KYC and AML pre-open banking
Cost and time of gathering information
When conducting a background check on a specific entity, financial institutions had to gather a lot of unstructured data. From bank statements and company registrations, to adverse news and PEP lists (a list with individuals who, through their prominent position or influence, are more susceptible to crimes like bribery or corruption), the sources and nature of information necessary to build a bullet-proof risk profile requires a lot of digging. Most of these processes used to happen manually meaning that compliance specialists used to spend hours looking for this information. Even with the use of digital tools, the process was still clunky, slow and inefficient.
Making sense of data
Gathering the information wasn’t even the hardest part. The real challenge came when analysts tried to manually make sense of it all. Putting all these documents in a coherent chronological order, understanding their correlation, and proving their authenticity are things that require critical thinking and bear no room or flexibility for error.
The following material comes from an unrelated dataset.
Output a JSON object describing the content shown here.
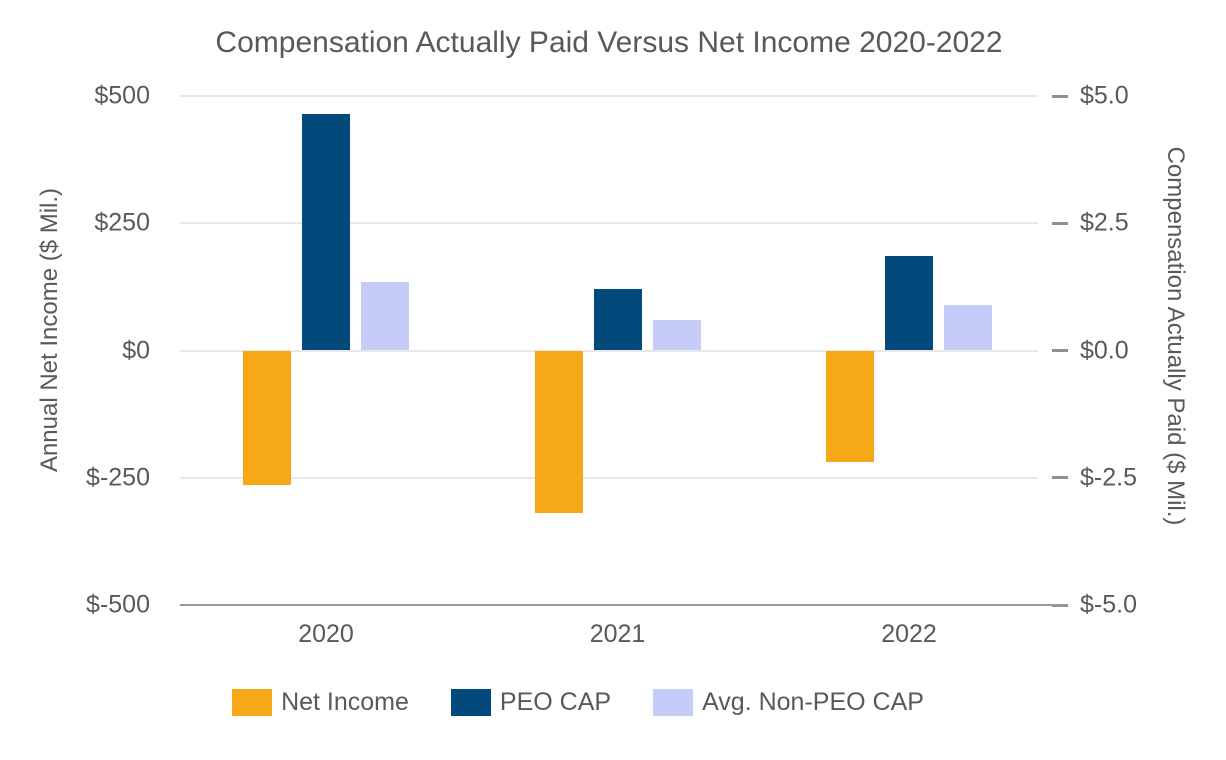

And what happens once a client is cleared for onboarding? Does the KYC and AML process stop? No. Entities are live organisms that require constant monitoring. What businesses really needed was not access to a more coherent set of information but the ability to build risk profiles that adapt, develop and update in real-time. Companies with global presence deal with very big numbers of customers. In order to keep up with regulatory requirements and compliance, automation was the only real solution.
Enter Open Banking.
How Can Open Banking Help?
Digitalise, automate and mine data
Saying that open banking can help is an understatement. Open banking will redefine KYC and AML. First and foremost, it makes all KYC-associated operations digital. No time wasting with documents, files and folders. Digitalising processes such as retrieving information about the basic details of the user (name, surname, date of birth), validating their source of wealth, providing transactional data, and building risk profile projection models will be automated and streamlined.
Using tech such as robotic process automation (RPA), companies will be able to automatically get information that’s behind paywalls or scanned documents. Machine learning on the other hand can learn to spot specific fields across different documents, such as company registration details. The automation potential is great.
Removing the human factor will significantly decrease the time and cost associated with these processes. Companies will be able to receive data in a presentable, digestible way. Not only will they be able to make a decision about the risk-level associated with a client but they will be able to guesstimate the possibility of future fraud. Pre-open banking, companies used to see a fraction of a client's transaction history. Now, they get a comprehensive view of whom clients transact with, the location of their counterparties and can safely build transactional patterns.
Create a single customer profile with centralised data
Financial institutions usually juggle between different platforms, tools and resources in order to gather all the information they need for a proper KYC profile. That results in KYC data sitting in silos and departments, making them hard to access, share and consolidate.
The magic of open banking APIs is that it can bring all these datasets together and feed them into one integrated customer view. Team members can then easily access them and use their time to make informed decisions, instead of switching between tabs and digging through folders.
Businesses can start building and stop buying
An API-first approach to KYC and AML won’t only open the door to faster, more affordable and simpler client onboarding and monitoring. It will open the door to building custom products and in-house solutions with features such as monitoring alerts, searching or uploading evidence for an AML investigation.
Companies will be able to stop buying off-the-shelf products and start building their own. Open banking is not a plugin, but a foundational piece of technology that modern businesses can build their entire KYC system on.